Утром меня разбудили крики: соседка, мать моего друга, настойчиво звала меня. Оказалось, что он отошёл от озноба и болезни, но ни есть ни пить не может. Трясется, шугается всего и зовёт лишь меня. Я тут же оделся я выбежал к другу. Когда я зашёл в их дом, то увидел странную картину: сидит больной на кровати, весь зелёный и какой-то слишком худой, взгляд пустой и странный. На пороге стоит собака да так заливается лаем, что и подойти страшно. А друг мой, совершенно добрый и милый парень, словно кошка, выгнулся весь и бурчит. Смотрит так на эту собаку, будто бы сейчас кинется и перегрызет ей шею. Собаку я тогда прогнал и сел на табуретку, но подальше. Всё же почему-то я не мог сейчас подойти к своему другу. Каким-то бессознательным взглядом посмотрел он на меня, наклонил голову на бок и высунул ногу из под одеяла. Я опустил взгляд и увидел на его бледной конечности некрасивый след от зубов. Все вокруг гноем заплыло, посинело. Друг мой прочистил горло и хотел что-то сказать, да будто не смог. Сипел, стонал, да ничего толком не сказал. Только смотрел на меня своими страшными, напуганными и пустыми глазами. Жуть!
Этой же ночью он умер. Шипел, царапался, кусался, а потом как-то резко замер и упал. Если бы только я знал, что эта его смерть будет началом настоящего ада, то никогда бы не пустил его в лес… украл бы ружье это, намочил бы ему сапоги. Или, ещё лучше, в детстве не играл с ним в охотников!
Эта болезнь, поразившая нашу скромную общину, называется бешенством. Как оказалось, она передаётся через слюну зараженного, а именно через укусы. Так, вскоре умерли практически все. Нас на всю деревню оставалось чуть больше семи человек, включая меня и маму. Мы решили, что раз все зараженные умерли, то можно не бояться.
Тогда я понял, что все беды начинаются с ужасной глупости людей. Я шёл однажды на могилу к своему другу и увидел, что она вырыта. Выругался, ведь копали, казалось, глубоко, но все равно нашлись голодные животные, которые не поленились вырыть эту яму. Я тогда был просто зол, никому не сказал и закопал все обратно. Ушёл в бешенстве. Утром проснулся от крика мамы.
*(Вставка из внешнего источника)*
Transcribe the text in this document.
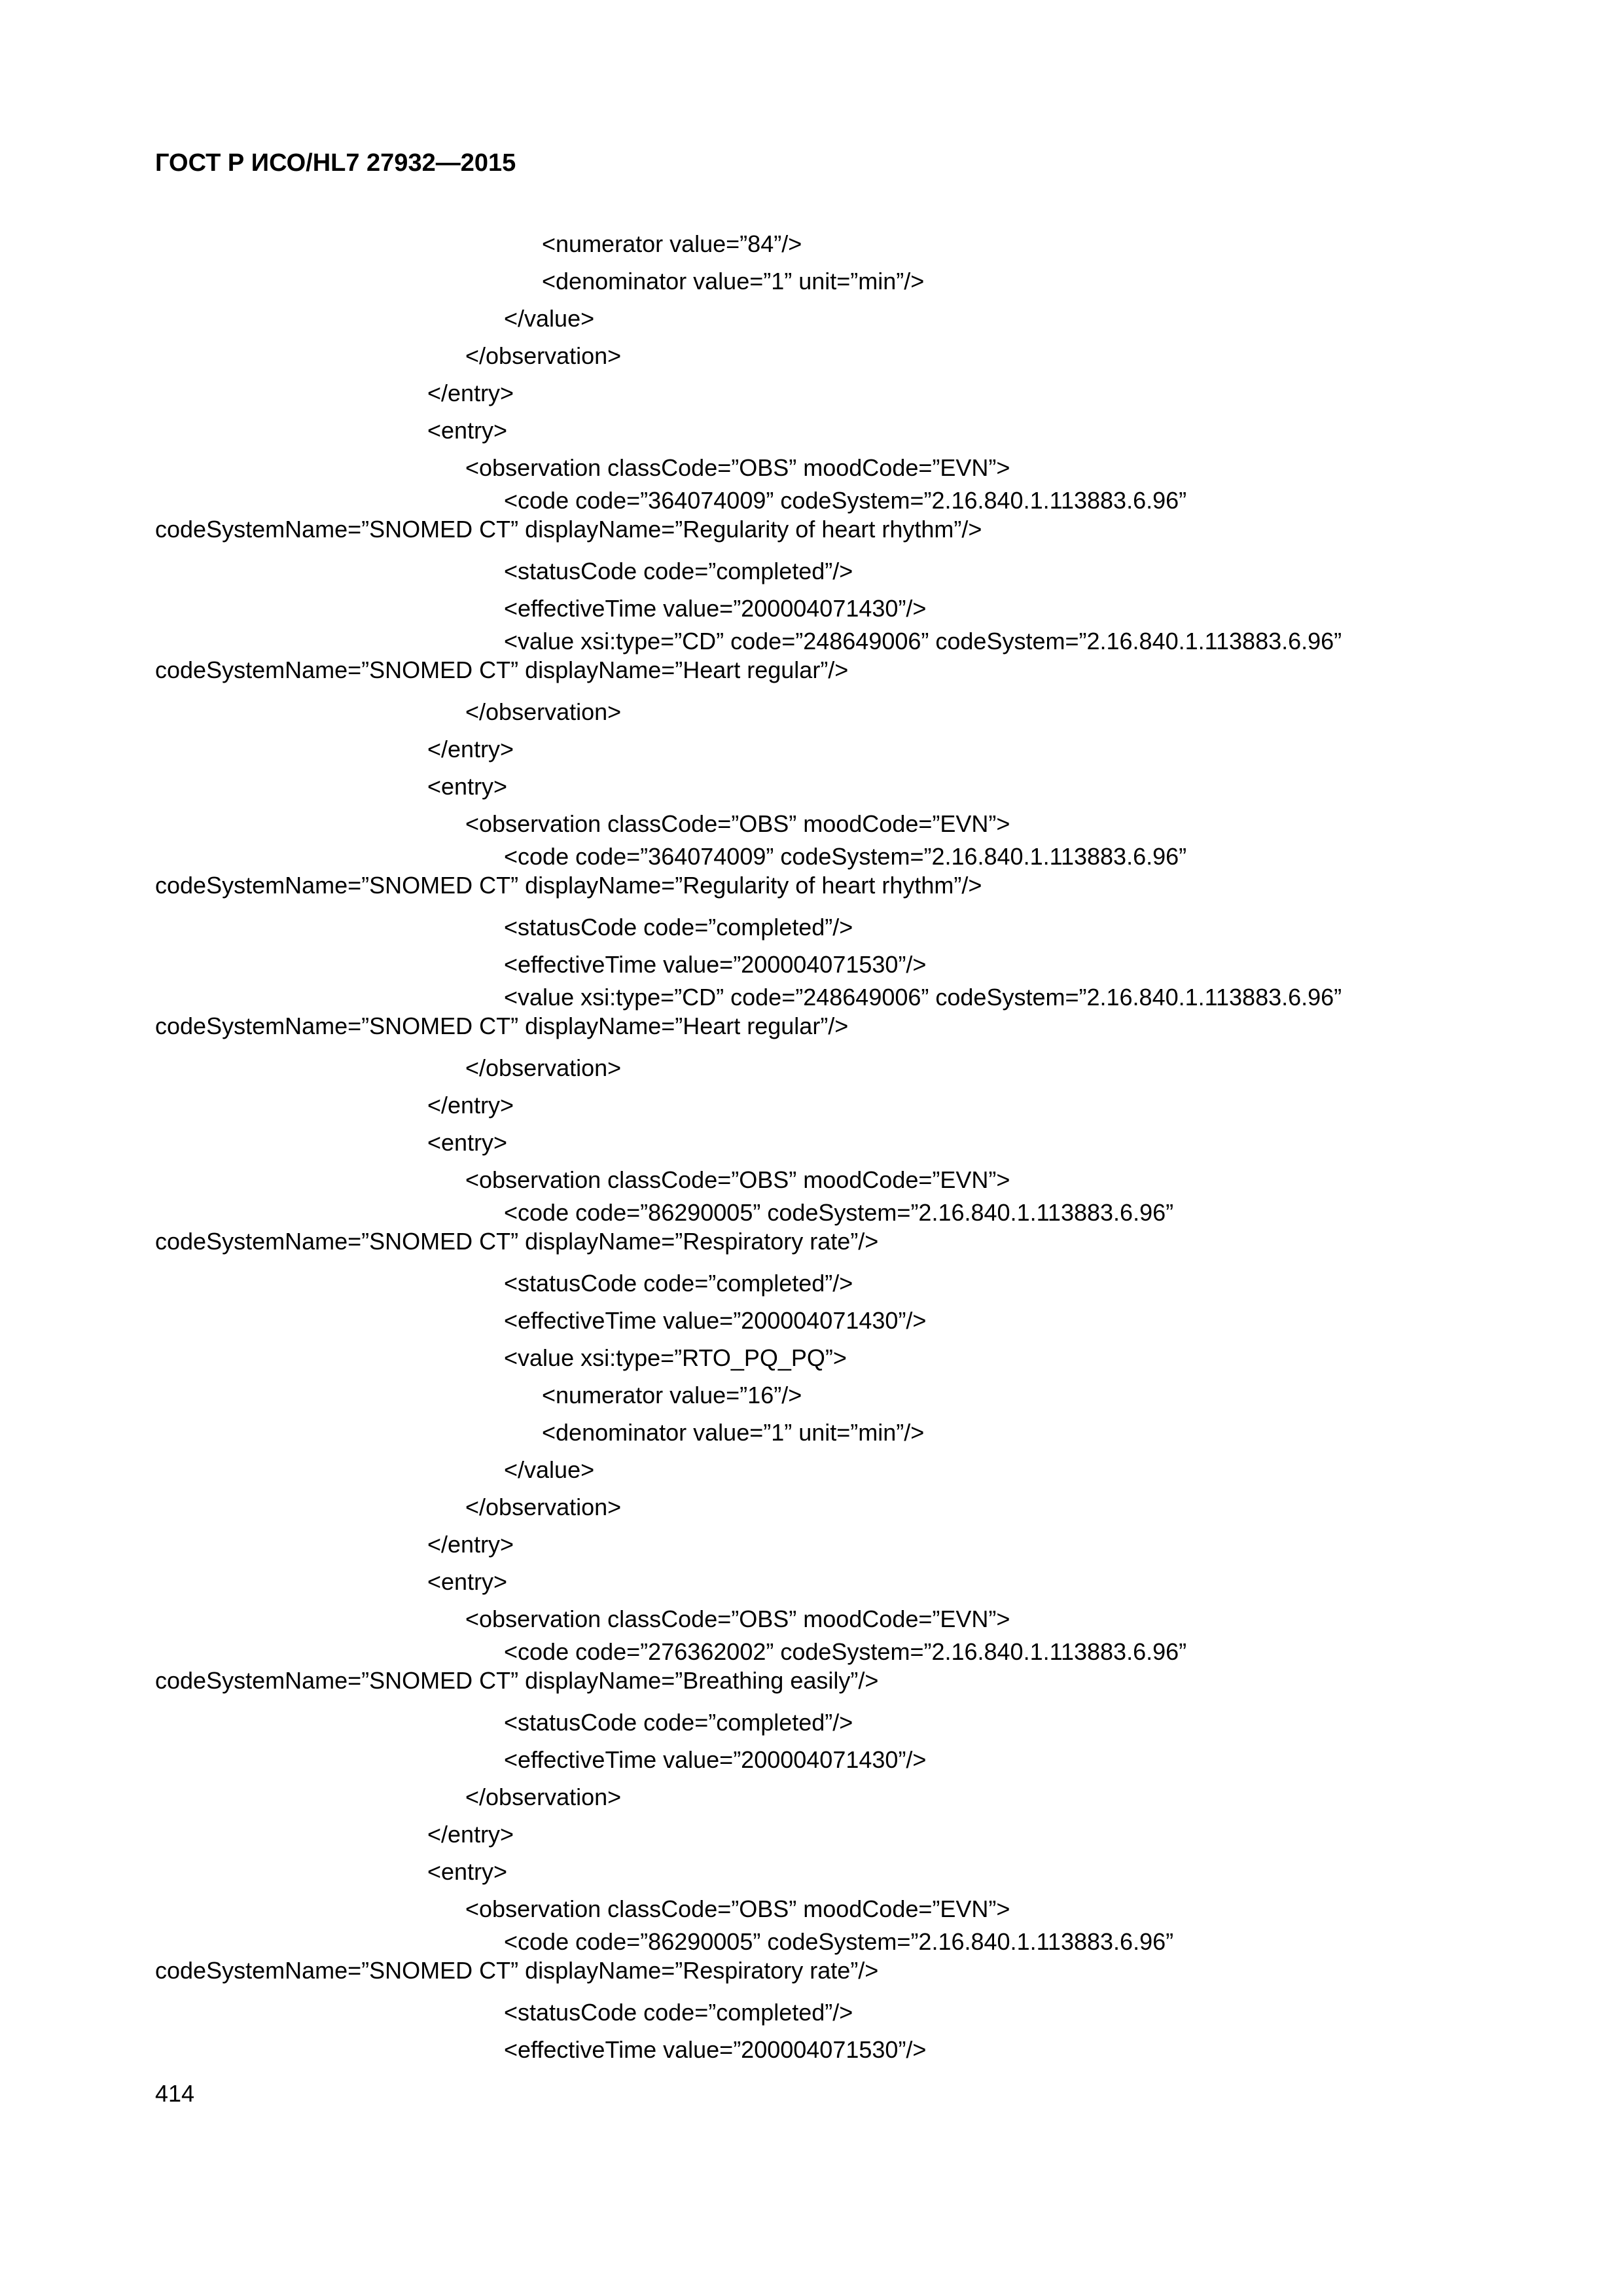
ГОСТ Р ИСО/HL7 27932—2015
<numerator value=”84”/>
<denominator value=”1” unit=”min”/>
</value>
</observation>
</entry>
<entry>
<observation classCode=”OBS” moodCode=”EVN”>
<code code=”364074009” codeSystem=”2.16.840.1.113883.6.96”
codeSystemName=”SNOMED CT” displayName=”Regularity of heart rhythm”/>
<statusCode code=”completed”/>
<effectiveTime value=”200004071430”/>
<value xsi:type=”CD” code=”248649006” codeSystem=”2.16.840.1.113883.6.96”
codeSystemName=”SNOMED CT” displayName=”Heart regular”/>
</observation>
</entry>
<entry>
<observation classCode=”OBS” moodCode=”EVN”>
<code code=”364074009” codeSystem=”2.16.840.1.113883.6.96”
codeSystemName=”SNOMED CT” displayName=”Regularity of heart rhythm”/>
<statusCode code=”completed”/>
<effectiveTime value=”200004071530”/>
<value xsi:type=”CD” code=”248649006” codeSystem=”2.16.840.1.113883.6.96”
codeSystemName=”SNOMED CT” displayName=”Heart regular”/>
</observation>
</entry>
<entry>
<observation classCode=”OBS” moodCode=”EVN”>
<code code=”86290005” codeSystem=”2.16.840.1.113883.6.96”
codeSystemName=”SNOMED CT” displayName=”Respiratory rate”/>
<statusCode code=”completed”/>
<effectiveTime value=”200004071430”/>
<value xsi:type=”RTO_PQ_PQ”>
<numerator value=”16”/>
<denominator value=”1” unit=”min”/>
</value>
</observation>
</entry>
<entry>
<observation classCode=”OBS” moodCode=”EVN”>
<code code=”276362002” codeSystem=”2.16.840.1.113883.6.96”
codeSystemName=”SNOMED CT” displayName=”Breathing easily”/>
<statusCode code=”completed”/>
<effectiveTime value=”200004071430”/>
</observation>
</entry>
<entry>
<observation classCode=”OBS” moodCode=”EVN”>
<code code=”86290005” codeSystem=”2.16.840.1.113883.6.96”
codeSystemName=”SNOMED CT” displayName=”Respiratory rate”/>
<statusCode code=”completed”/>
<effectiveTime value=”200004071530”/>
414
Она стояла у нас во дворе на табуретке и отбивалась полотенцем от собаки. Собака же прыгала вокруг, липла к маме, странно визжала, будто бы от радости, махала хвостом. Из пасти её лилась белая пена, а собака все равно прыгала и виляла хвостом. Она казалась какой-то странной… я уже был готов выбежать на улицу, как увидел глаза собаки. Тогда я опешил. Пустые, блеклые, безжизненные и испуганные. До боли знакомый взгляд. Я стоял на пороге и не знал, что делать. Мама видела меня, но на помощь не звала. Она понимала свою ситуацию. Лишь махнула на меня рукой и хрипло вкрикнула: «Домой!» Я послушно закрылся в доме и полез на чердак. Оттуда я долго наблюдал за этой странной борьбой. Собака то ласкалась, то сразу же кидалась на маму. Потом, видимо, зверь устал и попросту лёг под табуреткой, слизывая пену зубами. Мама выдохнула, она подняла голову на крышу, будто бы зная, что я там. Она махнула мне рукой, спустилась и начала уходить, маня за собой животное.
Так пропала мама.
Через пять лет остался только я. Один. Последний человек умер год назад, да и то не от болезни. Это был старый мужичок, который на улицу даже не выходил. Мы ему носили еду обычно, да воду. Но во время эпидемии у нас не было возможности приносить ему еду, так он и умер. Может от старости, может от больного сердца, а может действительно от того, что ел скудную похлебку раз в день.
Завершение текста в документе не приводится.